S&P Global Platts to launch AI-driven carbon credit indices

12th March 2021 by CMIA

S&P Global Platts has announced a partnership with environmental investment company Viridios Capital to use artificial intelligence to bring transparency to the voluntary carbon market.

The move aims to drive price transparency in the rapidly-growing market for greenhouse gas emissions credits — particularly where projects deliver benefits that are additional to the underlying emissions reductions.

“The complex voluntary carbon markets are evolving at a rapid rate,” said Jonty Rushforth, head of price group at Platts, in a statement Feb. 24.

“Combining Platts robust and trusted price assessment data insight alongside Viridios Capital’s proven environmental AI technology will provide market participants with greater transparency into the market value of voluntary carbon credits and their associated co-benefits,” he said in a statement.

The co-benefits relate to 17 United Nations Sustainable Development Goals, for example gender equality, clean water and biodiversity.

Carbon credits are generated by specific projects that avoid, reduce or remove greenhouse gas emissions, and are verified and validated by a set of independent standards that have been created by coalitions of non-governmental organizations and market participants over the last few decades.

The large number of differentiating factors associated with emissions reduction or removal projects — such as project technology, geography and the UN’s SDGs — present significant challenges in determining the value of the credits they generate.

A robust AI-modelled approach will bring a new level of clarity to voluntary carbon market participants, Platts said.
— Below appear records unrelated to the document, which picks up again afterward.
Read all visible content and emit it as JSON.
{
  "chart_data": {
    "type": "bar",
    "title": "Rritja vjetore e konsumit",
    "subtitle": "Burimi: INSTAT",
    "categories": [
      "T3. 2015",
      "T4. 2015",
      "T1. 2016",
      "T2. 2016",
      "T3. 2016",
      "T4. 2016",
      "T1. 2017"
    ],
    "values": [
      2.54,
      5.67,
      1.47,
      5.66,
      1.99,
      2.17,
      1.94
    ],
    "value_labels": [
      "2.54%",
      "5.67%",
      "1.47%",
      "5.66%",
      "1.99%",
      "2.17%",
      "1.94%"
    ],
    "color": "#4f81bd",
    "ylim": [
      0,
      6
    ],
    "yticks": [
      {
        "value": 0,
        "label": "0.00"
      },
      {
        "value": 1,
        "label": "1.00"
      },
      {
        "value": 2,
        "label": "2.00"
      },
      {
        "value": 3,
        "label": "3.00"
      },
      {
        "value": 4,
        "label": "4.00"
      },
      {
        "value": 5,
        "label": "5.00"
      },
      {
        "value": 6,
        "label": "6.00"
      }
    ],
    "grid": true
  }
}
The two companies signed a memorandum of understanding that will involve a series of AI-driven carbon indices to enhance transparency into the co-benefits that projects deliver, providing market participants with a greater understanding of their market value.

The new indices will leverage environmental AI expertise provided by Viridios Capital, which has been trained on over 20,000 data points representing transactions from across the range of carbon projects around the world.

The model will also include daily inputs from a range of Platts price assessment data to produce evaluations for sets of credits with specified co-benefits including project types, vintages, locations and standards.

The new indices will complement Platts’ growing suite of voluntary carbon price assessments including the Platts CEC, launched in January 2021, which reflects the daily value of CORSIA-eligible carbon credits from the UN’s global aviation carbon offsetting program.

Global demand for carbon offset credits is expected to increase significantly as a growing number of companies and governments are setting targets to cut greenhouse gas emissions to net-zero by 2050.